True justice, in the common meaning of the word, consists in accumulating loyal and openly debated evidence.
On the loyalty of evidence, I do not need to develop any further: the aforementioned Sony-Philips case was exemplary of this debate. There would only be much to write about this subject had I chosen to speak about search warrants, especially searches of electronic messaging systems, but I will leave this topic for a later debate with the audience. The discussion of evidence, on the other hand, is a good way to investigate judges’ neutrality.
This discussion is not about how public reporters use their freedom of action, which the Court of Appeals systematically defends, and which promotes a certain amount of opacity, which in turn augurs poorly for the neutrality of rulings handed down initially by the agency and then by the judge reviewing the decision on appeal—but this is due to a number of technical and practical reasons that the format of this exposé prevents me from addressing.
On the other hand, according to the Court of Appeals, discussion over the value of evidence obtained must be intense. The ability for the accused to consult the file the agency has compiled on their case is one of the Court’s longstanding obligations, and only makes sense if it gives way to debate at the appropriate point in each agency’s proceedings. Another example is agencies’ motivation of their rulings, which are severely reviewed by the Court of Appeals, especially because it is the adequate way to examine the value of evidence.
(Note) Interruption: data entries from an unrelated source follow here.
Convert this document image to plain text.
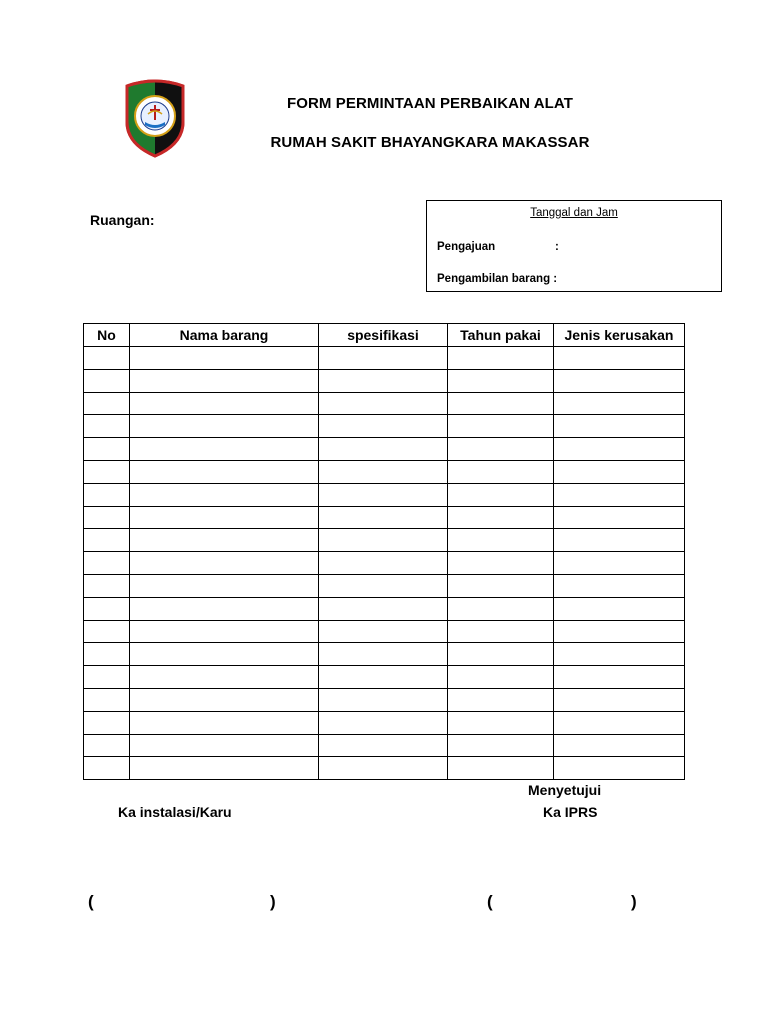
FORM PERMINTAAN PERBAIKAN ALAT
RUMAH SAKIT BHAYANGKARA MAKASSAR
Ruangan:	Tanggal dan Jam
Pengajuan	:
Pengambilan barang :
No	Nama barang	spesifikasi	Tahun pakai	Jenis kerusakan

Menyetujui
Ka instalasi/Karu	Ka IPRS
(	)	(	)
Truth be told, judicial review is the key to neutrality since it is at the heart of protecting the rights of the defense, but it requires human and material means that we lack, and also intellectual means that we sometimes do not possess when it comes to evaluating the purely economic aspect of a complicated case. This consideration led me to implement a special procedure for hearing economists in a case dealing with interbank fees that the Court examined at the end of 2011, before hearing the Competition Authority’s lawyers and defenders.
In order to evaluate the culmination of our efforts at achieving neutrality, I should like to point out that the Court of Appeals of Paris ardently wishes to achieve a form of neutrality, since this is its historical and ‘structural’ vocation—even if it is not, and should not be, the mythic form of neutrality desired by Parliament: yet, the Court of Appeals is in the fray of the action and will not be able to advance any further on the question without the intervention of the European Court of Justice or the European Court of Human Rights.
I should also like to mention the following: neither preconceived scenarios nor academic or prudent organizational schemes are needed to protect the rights of the defense before bringing their suit before a court of law, and allowing judges to claim a certain form of neutrality. For example, the Competition Authority has no enforcement commission, but this is not the only reason that companies do not feel understood or even listened to by this authority. The Court of Appeals of Paris has long taken, and will continue to take, a pragmatic and case-by-case approach towards questions concerning the rights of the defense.
[1] Com, 9 avril 1996, Haddad, Bull. civ., IV, n° 115
[2] Cass,Plénière, 7 janv, 2011, Philips-Sony, Bull. civ., Ass. Plén. n° 1.
[3] Paris, chambre 5-7, International Technology Selection, 9 septembre 2010, affaire n° 2010-00128 ; Kelly, 30 mars 2010, affaire n° 2009-13348.
[4] Paris, chambre 5-7, Ministre de l’Economie c/ Shiseido et al. et al., 10 novembre 2009, affaire n° 2008-18277
[5] Com., 23 nov, 2010, pourvoi n° 09-72,031.
[6] Revue de droit bancaire et bourse, 1999, 33, obs. M.-A. Frison-Roche.
[7] Cour de Paris, chambre 5-7, Cemex, 27 janvier 2011, affaire n° 2010-04297.
[8] Cf. the Court of Appeals of Paris’ Sept. 23, 2010 ruling on the Orange Caraïbes affair: Cour de Paris, chambre 5-7, Orange Caraïbes du 23 septembre 2010, affaire n° 2010-00163.
[9] Cf. the Court of Appeals of Paris’ Jun. 16, 2009 ruling on the Graça vs. AMF affair: Cour de Paris, chambre 5-7, Graça-AMF du 16 juin 2009, affaire n° 2009-02354.